When Sidney Katz was growing up, his family were the only Jews in Gaithersburg.

Katz, 72, who was Gaithersburg’s mayor for 16 years, has lived his whole life in the city. Last month he was elected to a third term on the Montgomery County Council, representing District 3, which comprises Gaithersburg and neighboring Rockville and Washington Grove.

But being the only Jewish family in the 1950s, meant that he and his brothers traveled to Washington on Sundays, where they studied with a private Hebrew-school teacher. They had their b’nai mitzvah in Baltimore.

At Gaithersburg High School in the 1960s, Katz was the only Jewish student. The Washington Post quotes him as saying that he recalls being “treated differently, but without the negative connotations.”

https://www.washingtonjewishweek.com/enewsletter/

Katz likes to tell the story of how his family came to Gaithersburg, where they opened a feature typical in small Southern towns — the Jewish store. It was called Wolfsons.

The story goes like this: The family had come from Lithuania. Katz’s maternal grandfather, Jacob Wolfson, had a twin brother named Albert, who owned a store in Rockville. When America entered World War I, Albert went overseas to fight. So Jacob, who stayed behind, took his place running the store.

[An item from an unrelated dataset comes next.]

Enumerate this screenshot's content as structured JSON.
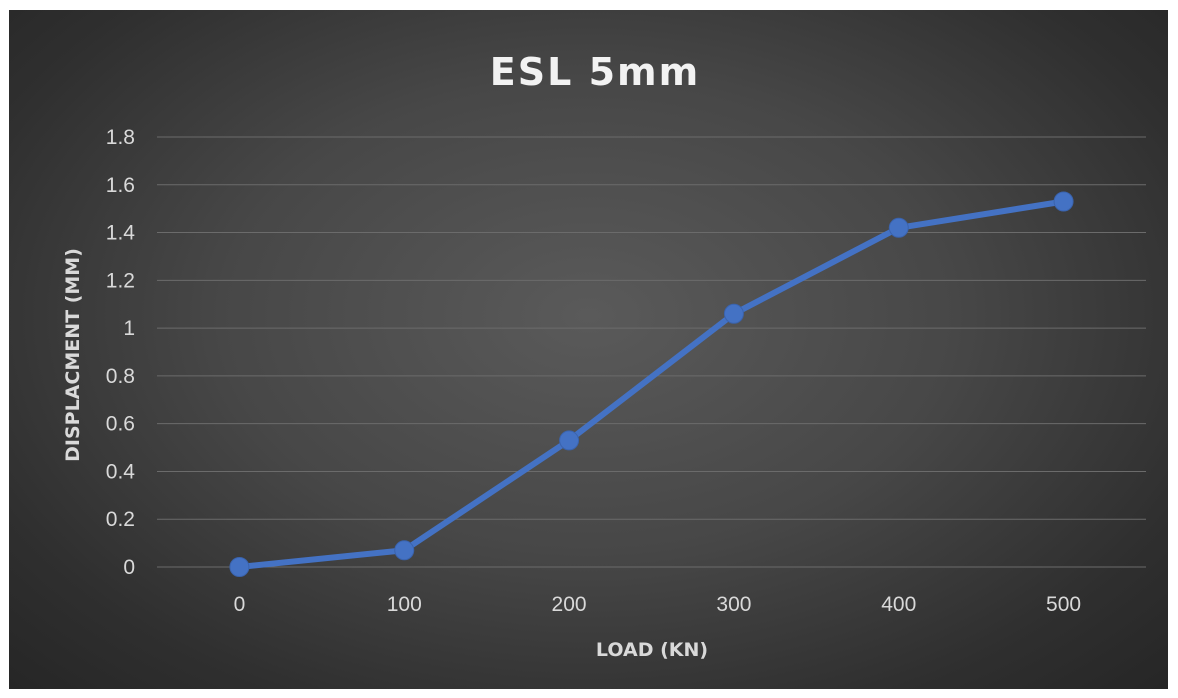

In 1918, with the war over, Albert came back to Rockville — and his store. Jacob didn’t want to compete with his twin, so he moved his family five miles away to Gaithersburg and opened Wolfson’s on East Diamond Avenue. The store began as a dry cleaners but soon expanded to serve the needs of the area’s farmers.

“My grandfather was a tailor, and he would fix things,” Katz said. “He also had ready-made clothing, and he was a suit maker. I can’t sew on a button, I mean, but that was their trade, and they made a very nice living.”

When Katz was born in 1950, Gaithersburg was still a farming town. “It was like the South,” he said. “It had that kind of small town feel to it. Everybody knew everybody, very pleasant. We were the only Jewish family for many, many years.”

When non-Jewish customers came in the store, they were self-policing. Nothing untoward was tolerated, especially not in front of Katz’s mother, Sara.

“Sometimes, they had maybe a drink more than they should have when they came in, but nobody said anything out of the way in front of my mother, ever — and I mean ever,” Katz said.

“Three guys would come in, and somebody would curse, and somebody else in the group would say, ‘You don’t do that in front of them.’ ”

Katz was the third generation to own Wolfson’s. But it began to look as if the fourth generation wasn’t interested in inheriting the store. So in October 2013, Katz closed Wolfsons. The following January, he filed paperwork to run for the District 3 council seat.

“It was such a different world,” he said of the Gaithersburg of his youth and earlier. “I mean, you know, today you can order something [on Amazon], and you get it within an hour. I always joke about that — my grandfather didn’t want to be in competition to his brother. So we went all of five miles away.”

On the other hand, he said, in today’s traffic, it probably takes as long as it did when his grandparents traveled between Rockville and Gaithersburg on country roads.